The increased use of loose-leaf tea in cafés and restaurants has been a most pleasing evolution to us tea aficionados. Not all cafés have dumped the stale bag for a better, fresher, more exotic offering, but the ones that have are indeed seeing an increase in the amount of tea they are selling. Simply by adopting a loose-leaf tea program will, in most cases, generate higher tea sales for your cozy, little nook.

You need to ask yourself, though, how much of an increase you would like to experience with the loose-leaf tea you are now selling.

Would you like it to go from 12% to 18%? Would that please you? How about an increase from 12% to 35%, or even as high as 45-50%? These numbers are achievable for any café owners who put a little thought into how they prepare and serve their loose-leaf tea offering.

Elation Turns to Dismay

When I walk into a café and see that they are using loose leaves and not a packaged line of teas, I almost always get excited. This initial elation is, for the most part, short lived, as I watch the servers scoop my selection out of the tin and stuff it into an open-ended tea sac. I know that without even trying the tea, I will get a compromised and muted version of what those leaves could potentially give up. If just a little extra care had been taken by the owners to prepare the tea so that all of it’s flavor and subtle nuances would be evident in my cup, I along with many others, would return to this spot again and again. A superior cup of tea is a superior cup of tea no matter who makes it and where it happens to be and is indeed a rarity to stumble upon in the café world.

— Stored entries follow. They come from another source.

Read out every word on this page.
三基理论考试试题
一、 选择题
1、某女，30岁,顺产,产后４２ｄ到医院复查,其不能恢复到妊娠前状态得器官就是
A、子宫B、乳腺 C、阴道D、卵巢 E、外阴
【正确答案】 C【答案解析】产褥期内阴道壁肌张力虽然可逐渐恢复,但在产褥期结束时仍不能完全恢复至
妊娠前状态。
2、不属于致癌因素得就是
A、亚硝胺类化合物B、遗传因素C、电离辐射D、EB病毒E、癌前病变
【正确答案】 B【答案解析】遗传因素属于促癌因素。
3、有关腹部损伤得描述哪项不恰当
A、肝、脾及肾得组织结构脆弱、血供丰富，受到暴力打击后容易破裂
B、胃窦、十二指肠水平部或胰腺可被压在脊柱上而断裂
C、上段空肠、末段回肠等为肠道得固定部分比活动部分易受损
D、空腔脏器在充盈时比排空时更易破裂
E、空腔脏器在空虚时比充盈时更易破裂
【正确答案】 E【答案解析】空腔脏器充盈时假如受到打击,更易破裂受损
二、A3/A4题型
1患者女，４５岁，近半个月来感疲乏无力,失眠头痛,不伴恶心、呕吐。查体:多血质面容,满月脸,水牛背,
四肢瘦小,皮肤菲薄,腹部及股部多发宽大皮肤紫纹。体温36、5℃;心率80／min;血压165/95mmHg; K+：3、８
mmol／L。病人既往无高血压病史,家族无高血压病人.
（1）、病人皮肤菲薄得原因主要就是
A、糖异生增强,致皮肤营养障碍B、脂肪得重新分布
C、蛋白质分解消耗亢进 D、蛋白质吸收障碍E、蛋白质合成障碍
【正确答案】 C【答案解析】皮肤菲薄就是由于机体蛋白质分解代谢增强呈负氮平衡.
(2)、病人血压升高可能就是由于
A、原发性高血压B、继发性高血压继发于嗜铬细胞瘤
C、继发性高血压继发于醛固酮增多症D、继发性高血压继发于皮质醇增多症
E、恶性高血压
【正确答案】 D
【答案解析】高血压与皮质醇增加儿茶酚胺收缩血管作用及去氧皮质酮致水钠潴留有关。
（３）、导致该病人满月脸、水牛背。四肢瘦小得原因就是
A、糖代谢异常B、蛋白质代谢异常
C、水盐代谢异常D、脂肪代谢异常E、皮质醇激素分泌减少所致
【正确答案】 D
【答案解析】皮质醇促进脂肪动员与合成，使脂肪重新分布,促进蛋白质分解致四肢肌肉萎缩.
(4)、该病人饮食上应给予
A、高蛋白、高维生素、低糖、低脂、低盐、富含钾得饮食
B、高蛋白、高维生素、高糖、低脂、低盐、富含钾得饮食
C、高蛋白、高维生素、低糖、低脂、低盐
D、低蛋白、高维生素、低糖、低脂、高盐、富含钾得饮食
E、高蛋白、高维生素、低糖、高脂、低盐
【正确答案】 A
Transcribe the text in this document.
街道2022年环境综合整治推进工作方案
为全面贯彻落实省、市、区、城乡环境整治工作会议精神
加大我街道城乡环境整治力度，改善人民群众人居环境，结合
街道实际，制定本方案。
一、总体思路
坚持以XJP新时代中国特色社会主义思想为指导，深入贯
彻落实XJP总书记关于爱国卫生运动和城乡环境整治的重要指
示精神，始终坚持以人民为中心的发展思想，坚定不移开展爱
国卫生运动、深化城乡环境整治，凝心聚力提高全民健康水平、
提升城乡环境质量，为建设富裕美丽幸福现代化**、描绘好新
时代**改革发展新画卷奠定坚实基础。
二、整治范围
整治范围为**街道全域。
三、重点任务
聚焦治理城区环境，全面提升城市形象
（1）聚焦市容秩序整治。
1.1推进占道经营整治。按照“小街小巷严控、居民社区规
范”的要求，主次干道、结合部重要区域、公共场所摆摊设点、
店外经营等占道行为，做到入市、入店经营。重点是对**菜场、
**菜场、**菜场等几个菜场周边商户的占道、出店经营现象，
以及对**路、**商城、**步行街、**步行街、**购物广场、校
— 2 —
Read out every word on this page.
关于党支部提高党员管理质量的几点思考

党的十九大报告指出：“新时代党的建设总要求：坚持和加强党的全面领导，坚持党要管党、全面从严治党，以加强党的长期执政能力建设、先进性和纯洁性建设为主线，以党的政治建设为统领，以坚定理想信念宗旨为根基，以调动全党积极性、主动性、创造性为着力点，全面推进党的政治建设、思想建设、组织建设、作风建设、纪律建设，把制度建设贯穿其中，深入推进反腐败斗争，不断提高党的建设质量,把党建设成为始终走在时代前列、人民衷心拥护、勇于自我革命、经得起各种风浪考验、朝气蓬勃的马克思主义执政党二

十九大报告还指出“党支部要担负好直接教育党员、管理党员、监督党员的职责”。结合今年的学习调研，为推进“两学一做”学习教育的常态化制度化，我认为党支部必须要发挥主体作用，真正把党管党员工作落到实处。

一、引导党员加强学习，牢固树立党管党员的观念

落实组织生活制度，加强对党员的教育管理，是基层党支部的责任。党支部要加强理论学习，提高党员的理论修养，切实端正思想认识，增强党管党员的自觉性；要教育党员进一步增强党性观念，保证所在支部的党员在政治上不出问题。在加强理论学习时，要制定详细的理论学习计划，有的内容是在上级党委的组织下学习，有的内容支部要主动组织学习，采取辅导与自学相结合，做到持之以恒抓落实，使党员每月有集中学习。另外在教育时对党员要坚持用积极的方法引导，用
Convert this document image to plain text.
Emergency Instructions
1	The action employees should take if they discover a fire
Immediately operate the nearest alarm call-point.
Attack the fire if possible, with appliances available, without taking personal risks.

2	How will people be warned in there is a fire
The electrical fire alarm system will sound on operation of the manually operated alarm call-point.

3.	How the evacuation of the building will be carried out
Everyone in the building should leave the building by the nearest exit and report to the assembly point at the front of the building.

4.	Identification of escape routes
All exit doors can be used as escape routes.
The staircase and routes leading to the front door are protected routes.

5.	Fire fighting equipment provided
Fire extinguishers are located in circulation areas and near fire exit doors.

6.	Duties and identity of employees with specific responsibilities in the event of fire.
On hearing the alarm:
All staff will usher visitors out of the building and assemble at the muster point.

Muted Taste or an Excellent Cup

In reality, it is simple to set up a system for tea service that you can repeat over and over, that has high production capability, and that will respect all the proper steeping principles that are essential to serving an outstanding cup of tea. Scooping the tea into a disposable tea bag is not the answer, no matter how much convenience you may think this provides to your establishment. The resulting cup of tea that you get from a tea sac is only a little better than what you get with a standard gourmet tea bag. If that is as far as you are willing to go with your loose-leaf tea service, then you should just save the effort, spend more of your hard-earned dollars and return to the excessively packaged bagged tea. Your loose-leaf program is really just an elaborate façade, nothing more than a way for you to make customers think you’re into tea, but really could not be bothered to take the necessary steps to prepare and serve it properly.

If you think that I am overstating the importance of proper loose-leaf tea preparation in a busy café environment, I challenge you to do what I have done countless times. Make yourself two cups of the same loose-leaf tea, one using a tea sac and the other using a Brewt or Adagio’s Ingenuitea (a bottom-dispensing device). Keep all the variables the same. You don’t even have to be into tea to notice the stark difference between the two. If you were handed them blindly, you’d think you were drinking two different teas.

So, you should ask yourself after this: Do I want to continue selling my customers a mediocre cup of loose-leaf tea, or do I want them to be blown away with a great cup of tea? I would love to be the recipient of the latter.

When I get new customers started with a loose-leaf tea program, I teach them how to expeditiously prepare it so that a cup of properly steeped tea ends up in the customer’s hands about every 2.5 minutes, no longer than it takes to make any coffee or tea latte off the menu. Will the customer wait the 3 minutes or so for the perfect cup? The answer is yes, as long as it is in their hands within the 3 minutes, which is

always achievable. If it were my café, I would be encouraging you to stay, have a seat, and let us bring it to you in ceramic.

The Inherent and Hidden Costs

The costs of using tea sacs are numerous, with the most obvious one being that you are adding about 7 cents onto your cost of goods sold (COGS). Couple that with the other problems inherent in using open-ended tea bags, like fumbly staff fidgeting with getting the sacs open and getting the tea inside, like the fact they wick the hot liquid up the paper and onto your hands or table, and like the fact that they alter and mute the taste of the tea. Add it all up and you’ll realize that there are no reasons to consider using them or switching to them.

The Solution

If you want to drive your hot tea sales into territory that you have never experienced before, here is what you need to do:

  • Stop serving your loose-leaf tea in tea sacs.
  • Adopt a pour-over tea bar that uses a bottom-dispensing tea steeper (numerous versions are now available).
  • Position the tea service area front and center for all the patrons to see.
  • Train the staff so that they understand exactly what they are serving and how to serve it properly, engaging the customer, if they can.
  • Let anyone who wishes to, sample any tea you have from your selection prior to purchasing.

If you adopt just these five steps in your café with your loose-leaf tea program, you will start to see your tea sales climb and reach levels you have never achieved before. I say this with good confidence, because that is what I teach newbies and that is pretty much what has transpired after the system is in place.

Eliminating one more piece of manufactured packaging material that was born out of someone’s idea of convenience is always a step in the right direction, money in your pocket and one more tree left standing to help clean up our choked biosphere. I bet we would all rather be part of the solution, as opposed to part of the problem.